Careful there! Floating point numbers do not form a proper field, not even a semi-group. Due to the uneven distribution of elements, the field axioms don't hold (e.g. both commutativity and distributivity can be violated) and great care has to be taken to assure the numeric stability of computations.
You only get physically significant errors when using iterated algorithms where the errors accumulate, or when doing what amounts to equality comparisons, which is almost always an error.
Note that 64-bit numbers aren't "twice" as precise.[1] They're four billion times more precise. Going to 128 bits is absurd beyond belief. Numbers like these would allow the entire visible universe to be modelled, down to the width of a proton. You do not need 128 bit numbers for anything made on Earth, by humans, ever. If you think you do, you've made a mistake. It's as simple as that.
[1] floating point numbers and integers are obviously different, but the concepts are the same. A 64-bit double is "just" 536 million times more precise that a 32-bit float, but that is still an awful lot of precision for anything made of matter...
No they're not. That's the entire point. 32 bit IEEE floats get you 6 to 9 significant digits, whereas 64 bit IEEE floats get you 15 to 17 significant digits. Loss of significance and catastrophic cancellation are real problems in numerical analysis.
Physics in particular doesn't often have closed form solutions, so you're forced to use iterative approximations. Same goes for large matrix operations, which is why you actually have to be very careful with the algorithm you choose and the order of operations.
If you're still not convinced, feel free to try it yourself:
#include <iostream>
#include <iomanip>
#include <cmath>
#include <tuple>
// solve ax^2+bx+c=0
template<typename T> auto
solve_quadratic(T const& a, T const& b, T const& c) -> std::tuple<T, T> {
auto t = std::sqrt(b*b - T(4)*a*c);
return {(-b + t) / (T(2)*a), (-b - t) / (T(2)*a)};
}
int main() {
std::cout << "Expected x1=0.000000075 x2=-200.000000075\n"

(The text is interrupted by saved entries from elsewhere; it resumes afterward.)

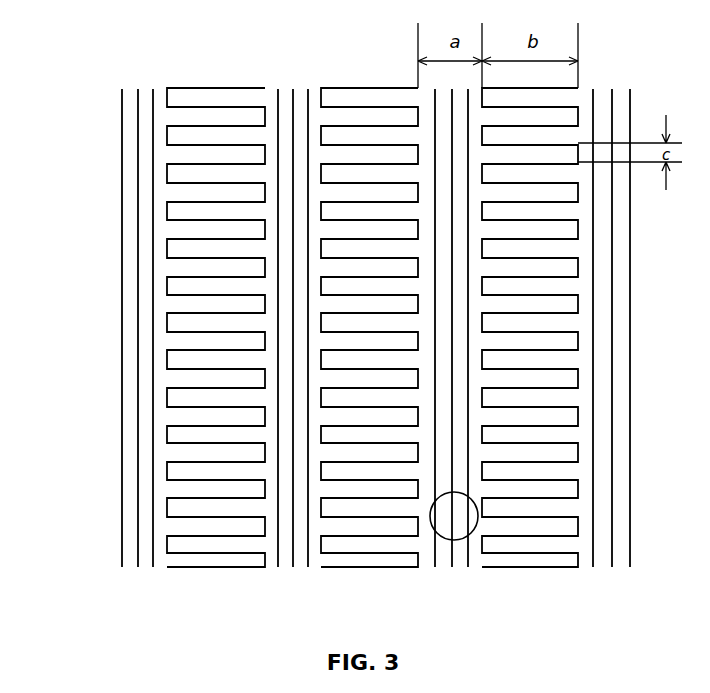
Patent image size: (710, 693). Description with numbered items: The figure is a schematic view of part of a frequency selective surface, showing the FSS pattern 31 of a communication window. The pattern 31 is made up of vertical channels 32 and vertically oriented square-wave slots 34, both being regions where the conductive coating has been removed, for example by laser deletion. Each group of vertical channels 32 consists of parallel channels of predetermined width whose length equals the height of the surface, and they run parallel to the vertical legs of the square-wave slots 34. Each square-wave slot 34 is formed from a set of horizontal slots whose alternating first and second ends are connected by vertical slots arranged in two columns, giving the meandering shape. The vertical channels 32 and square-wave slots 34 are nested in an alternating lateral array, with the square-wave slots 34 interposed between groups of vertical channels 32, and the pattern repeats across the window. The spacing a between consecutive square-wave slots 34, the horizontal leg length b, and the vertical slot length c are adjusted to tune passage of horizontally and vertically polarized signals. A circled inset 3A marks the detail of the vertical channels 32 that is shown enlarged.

The FSS pattern 31 is at (118, 235).
The vertical channels 32 is at (138, 88).
The square-wave slots 34 is at (213, 82).
The inset 3A is at (460, 540).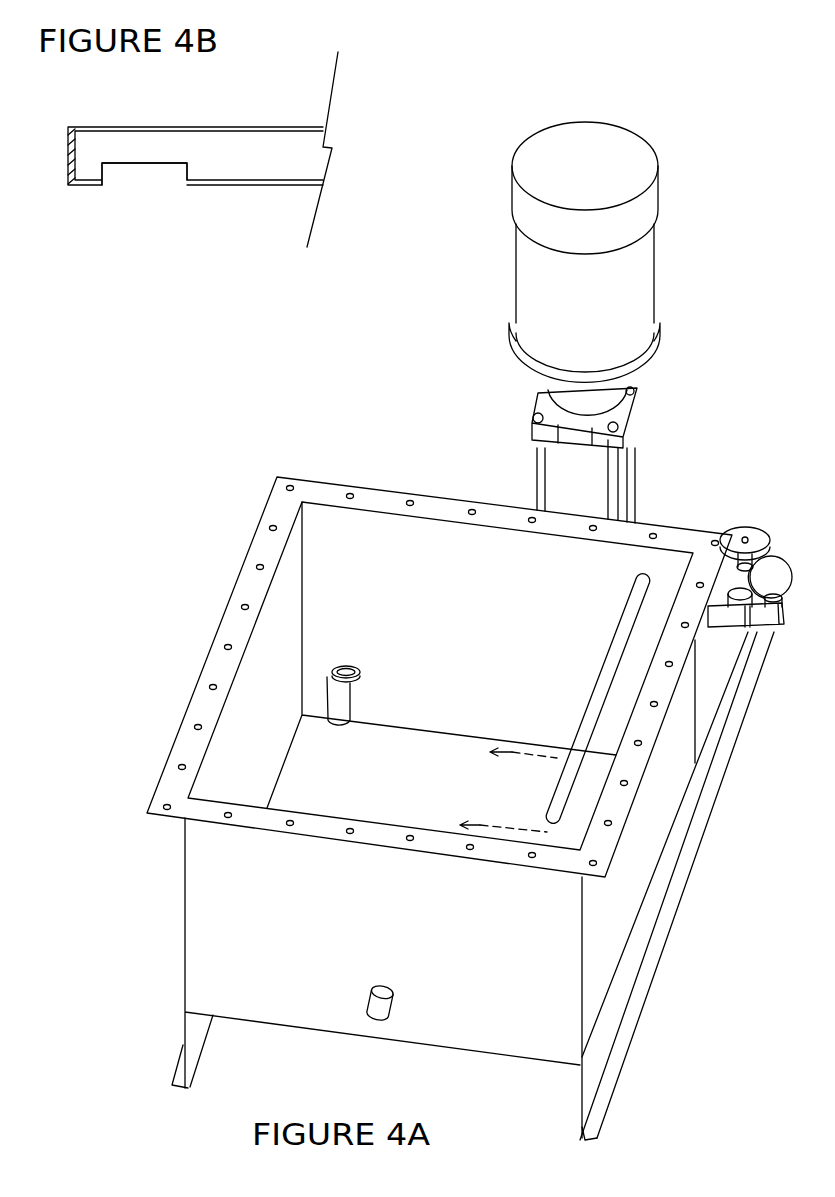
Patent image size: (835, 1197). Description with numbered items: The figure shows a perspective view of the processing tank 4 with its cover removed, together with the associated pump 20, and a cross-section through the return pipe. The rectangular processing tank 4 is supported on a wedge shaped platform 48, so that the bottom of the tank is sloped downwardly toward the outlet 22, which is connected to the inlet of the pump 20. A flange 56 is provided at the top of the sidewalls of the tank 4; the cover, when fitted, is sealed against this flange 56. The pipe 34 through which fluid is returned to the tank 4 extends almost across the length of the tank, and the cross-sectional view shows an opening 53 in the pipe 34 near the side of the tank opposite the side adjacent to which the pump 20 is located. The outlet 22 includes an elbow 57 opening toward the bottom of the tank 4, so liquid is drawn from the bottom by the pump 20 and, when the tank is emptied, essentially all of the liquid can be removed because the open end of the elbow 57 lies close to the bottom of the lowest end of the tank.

In FIG. 4A, the processing tank 4 is at (387, 478).
In FIG. 4A, the pump 20 is at (623, 480).
In FIG. 4A, the outlet 22 is at (377, 660).
In FIG. 4B, the pipe 34 is at (182, 127).
In FIG. 4A, the pipe 34 is at (612, 645).
In FIG. 4A, the wedge shaped platform 48 is at (622, 1002).
In FIG. 4B, the opening 53 is at (138, 172).
In FIG. 4A, the flange 56 is at (262, 542).
In FIG. 4A, the elbow 57 is at (327, 690).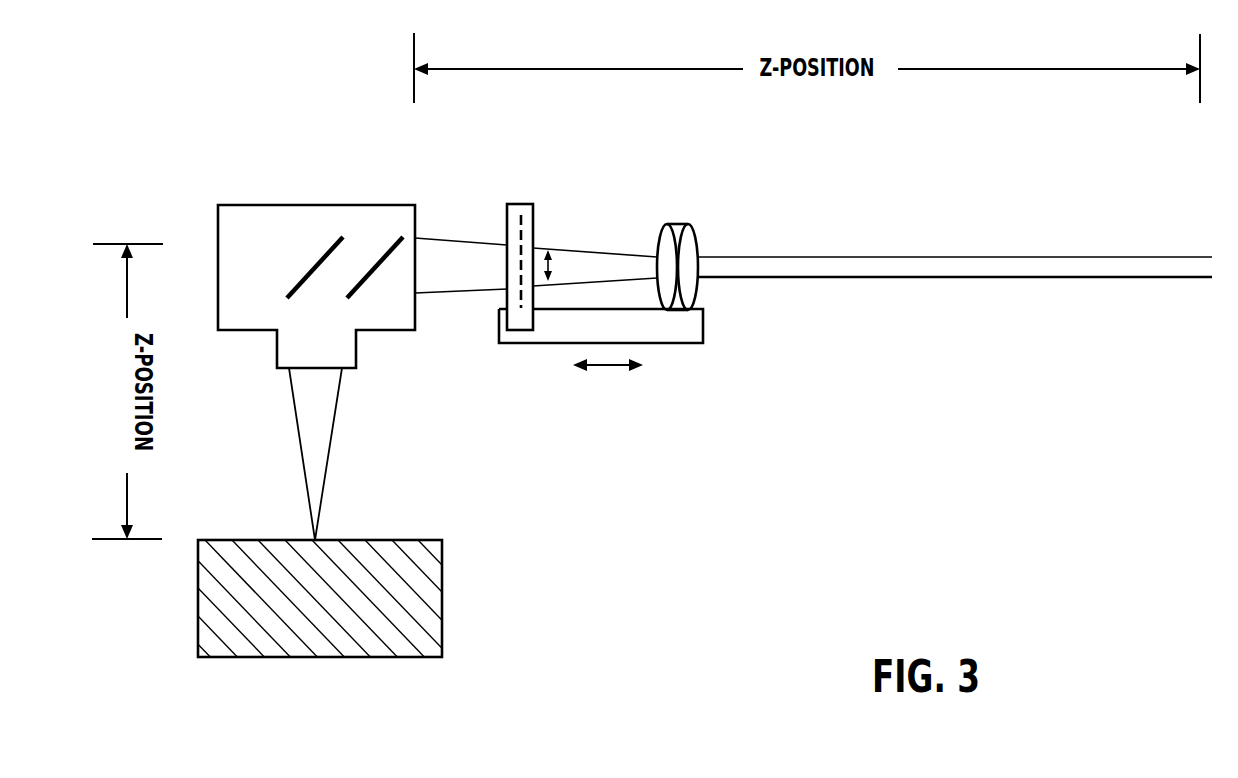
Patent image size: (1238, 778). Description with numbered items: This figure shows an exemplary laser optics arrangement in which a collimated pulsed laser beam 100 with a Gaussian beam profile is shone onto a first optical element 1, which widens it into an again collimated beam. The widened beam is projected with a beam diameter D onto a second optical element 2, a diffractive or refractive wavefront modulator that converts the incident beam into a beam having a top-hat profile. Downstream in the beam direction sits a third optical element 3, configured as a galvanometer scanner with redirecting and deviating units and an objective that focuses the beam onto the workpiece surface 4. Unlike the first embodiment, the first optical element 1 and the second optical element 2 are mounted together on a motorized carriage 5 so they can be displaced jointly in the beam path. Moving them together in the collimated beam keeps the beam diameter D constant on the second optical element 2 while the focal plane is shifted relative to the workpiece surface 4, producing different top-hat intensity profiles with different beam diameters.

std::cout << "Single precision:\n";
{
float a=1.0f, b=200.0f, c=-0.000015f;
auto [x1, x2] = solve_quadratic<float>(a, b, c);
std::cout << "x1=" << x1 << ", x2=" << x2 << "\n";
std::cout << "ax1^2+bx1+c=" << (a*x1*x1 + b*x1 + c) << "\n";
std::cout << "ax2^2+bx2+c=" << (a*x2*x2 + b*x2 + c) << "\n";
}
std::cout << "\nExpected x1=1.000000028975958 x2=1.000000000000000\n";
std::cout << "Double precision:\n";
{
double a=94906265.625, b=-189812534, c=94906268.375;
auto [x1, x2] = solve_quadratic<double>(a, b, c);
std::cout << std::setprecision(16);
std::cout << "x1=" << x1 << ", x2=" << x2 << "\n";
std::cout << "ax1^2+bx1+c=" << (a*x1*x1 + b*x1 + c) << "\n";
std::cout << "ax2^2+bx2+c=" << (a*x2*x2 + b*x2 + c) << "\n";
}
}
Even 64-bit IEEE floats don't help if you use the standard quadratic formula.

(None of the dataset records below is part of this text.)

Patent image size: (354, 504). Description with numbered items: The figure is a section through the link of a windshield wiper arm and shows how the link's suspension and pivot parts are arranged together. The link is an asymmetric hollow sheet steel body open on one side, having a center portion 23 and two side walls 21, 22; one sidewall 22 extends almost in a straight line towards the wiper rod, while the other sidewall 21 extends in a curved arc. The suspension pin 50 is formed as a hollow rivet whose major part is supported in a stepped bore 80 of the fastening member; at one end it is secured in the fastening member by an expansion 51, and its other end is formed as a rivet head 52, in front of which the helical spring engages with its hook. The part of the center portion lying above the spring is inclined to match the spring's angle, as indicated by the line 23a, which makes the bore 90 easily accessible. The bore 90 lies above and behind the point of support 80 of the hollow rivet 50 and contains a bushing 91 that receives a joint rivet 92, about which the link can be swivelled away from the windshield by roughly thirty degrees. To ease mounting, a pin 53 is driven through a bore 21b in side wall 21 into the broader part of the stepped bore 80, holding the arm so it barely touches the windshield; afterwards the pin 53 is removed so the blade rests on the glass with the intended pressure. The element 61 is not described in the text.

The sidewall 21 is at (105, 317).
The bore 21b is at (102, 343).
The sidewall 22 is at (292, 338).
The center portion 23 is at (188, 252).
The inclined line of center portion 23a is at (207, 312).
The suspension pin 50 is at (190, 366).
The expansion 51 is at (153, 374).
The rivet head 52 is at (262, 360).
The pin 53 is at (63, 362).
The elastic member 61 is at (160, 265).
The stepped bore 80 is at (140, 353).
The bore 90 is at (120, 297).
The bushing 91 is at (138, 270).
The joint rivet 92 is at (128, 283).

Note that you can improve the 32-bit case above significantly by reformulating
the solution to template<typename T> auto
solve_quadratic(T const& a, T const& b, T const& c) -> std::tuple<T, T> {
auto sign_b = b < 0.0 ? -1.0 : 1.0;
auto t = -b - sign_b*std::sqrt(b*b - T(4)*a*c);
return {(T(2)*c) / t, t / (T(2)*a)};
}
This simple change will yield the precise result (within the fp32 precision) for x1 and x2 with a=1, b=200, c=-0.000015 (i.e. the error of ax²+bx+c will be lower than the 9 max significant digits).However this won't help with the second (64-bit) example, which will still be wrong after the 8th digit (i.e. well within the supposed 12 to 15 significant digits of a 64-bit IEEE float).
Also note that in both cases all numbers involved have less significant digits than supported by the respective FP format. Just to give you a little insight on why available bits ≠ precision in floating point maths.